Goodpasture syndrome is an autoimmune disease characterized by the simultaneous development of proliferative glomerulonephritis (typically crescentic) and necrotizing, hemorrhagic interstitial pneumonitis. Epidemiologically, it is associated with certain HLA subtypes and shows a male predominance; presentation is typically in the teens or twenties. Pathogenetically, IgG autoantibodies are directed against an epitope on the α3 chain of collagen IV. Collagen IV is non-fibrillar and is a key component of basement membranes. The autoantibody-induced basement membrane damage results in clinically significant glomerular and pulmonary injury. With respect to gross pulmonary disease, lungs are heavy, consolidated, and discolored red-brown. Microscopically, the Goodpasture syndrome lung shows focal alveolar wall necrosis with intra-alveolar acute hemorrhage and alveolar septal fibrotic thickening (Fig. 26.6).

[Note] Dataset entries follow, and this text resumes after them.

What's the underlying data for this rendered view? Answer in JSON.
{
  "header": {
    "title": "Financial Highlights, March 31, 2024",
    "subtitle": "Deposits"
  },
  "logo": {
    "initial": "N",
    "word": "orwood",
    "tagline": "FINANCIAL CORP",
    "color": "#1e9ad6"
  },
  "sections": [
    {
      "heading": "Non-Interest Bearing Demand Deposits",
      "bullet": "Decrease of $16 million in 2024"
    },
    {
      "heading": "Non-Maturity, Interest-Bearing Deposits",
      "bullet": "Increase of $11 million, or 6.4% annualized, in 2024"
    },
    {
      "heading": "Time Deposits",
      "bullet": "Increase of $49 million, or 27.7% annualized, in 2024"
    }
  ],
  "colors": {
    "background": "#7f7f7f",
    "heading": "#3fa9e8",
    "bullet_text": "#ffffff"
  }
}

In this example of Goodpasture syndrome, the lung shows extensive acute hemorrhage with focal interstitial thickening. From Travis et al. Atlas of Nontumor Pathology: Volume 2: Non-Neoplastic Disorders of the Lower Respiratory Tract, American Registry of Pathology; 2002.
CLINICAL CORRELATION 26.2
In the setting of suspected Goodpasture syndrome, immunofluorescence analysis of lung and/or kidney can be informative. In this disease, immunofluorescent labeling with IgG will show a linear basement membrane label of alveoli (Fig. 26.7) and glomeruli, rather than a granular basement membrane label typical of immune complex deposition. Immunofluorescence analysis requires frozen, nonfixed tissue. Consequently, in any situation in which immunofluorescence analysis would be helpful, it is important to promptly deliver fresh tissue to the pathologist to be frozen and sectioned for immunofluorescence labeling rather than placing the tissue in a fixative (eg, 10% formalin), as is typically done with biopsy specimens.
Immunofluorescent labeling of alveolar parenchyma with IgG. See Clinical Correlation 26.2 for more details. From Travis et al. Atlas of Nontumor Pathology: Volume 2: Non-Neoplastic Disorders of the Lower Respiratory Tract, American Registry of Pathology; 2002.
Clinically, the presentation of Goodpasture syndrome typically involves hemoptysis with the subsequent development of rapidly progressive renal insufficiency. Therapy involves removal of the pathologic autoantibodies by plasmapheresis and reduction of autoantibody production through immunosuppression.
Wegener's granulomatosis is a systemic vasculitis with a peak incidence in the fifth decade. Pathogenetically, it is likely a form of hypersensitivity, and patients typically have anti-neutrophil cytoplasmic antibodies with cytoplasmic localization (c-ANCA). Simplistically, the antibodies activate neutrophils, which then attack vascular luminal surfaces, resulting in vasculitis of small and medium-sized vessels. Like Goodpasture syndrome, the clinical scenario in Wegener's granulomatosis is dominated by simultaneous pulmonary and renal disease. Morphologically, respiratory tract involvement in Wegener's granulomatosis includes upper tract vasculitis, mucosal granulomata, and ulcers rimmed by granulomatous inflammation as well as lower tract necrotizing granulomatous inflammation (often with cavitation) and necrotizing or granulomatous vasculitis (Fig. 26.8). Renal involvement is typified by necrotizing glomerulonephritis, typically with crescent formation (extracapillary proliferation).
Wegener's granulomatosis. Granulomatous inflammation with a multinucleated giant cell (arrow) is in the center of the image. To the left is a mononuclear inflammatory infiltrate; to the right is necrosis infiltrated by neutrophils.
Idiopathic pulmonary hemosiderosis is a disease of children and young adults characterized by the insidious development of hemoptysis, anemia, and weight loss. Morphologically, lungs are heavy, consolidated, and discolored red to red-brown. Microscopically, lungs show alveolar epithelial degeneration, shedding, and hyperplasia; intra-alveolar siderophages; marked congestion of alveolar septal capillaries; and varying degrees of fibrosis.
CLINICAL CORRELATION 26.3
Figure 26.9 shows Prussian blue staining (Pearl reaction, iron stain) of the cytospin preparation from bronchoalveolar lavage fluid in the setting of idiopathic pulmonary hemosiderosis. Numerous hemosiderin-laden macrophages are seen, from which the disease takes its name. With this stain, hemosiderin is blue.
Prussian blue staining of the cytospin of cells recovered by bronchoalveolar lavage. See Clinical Correlation 26.3 for details.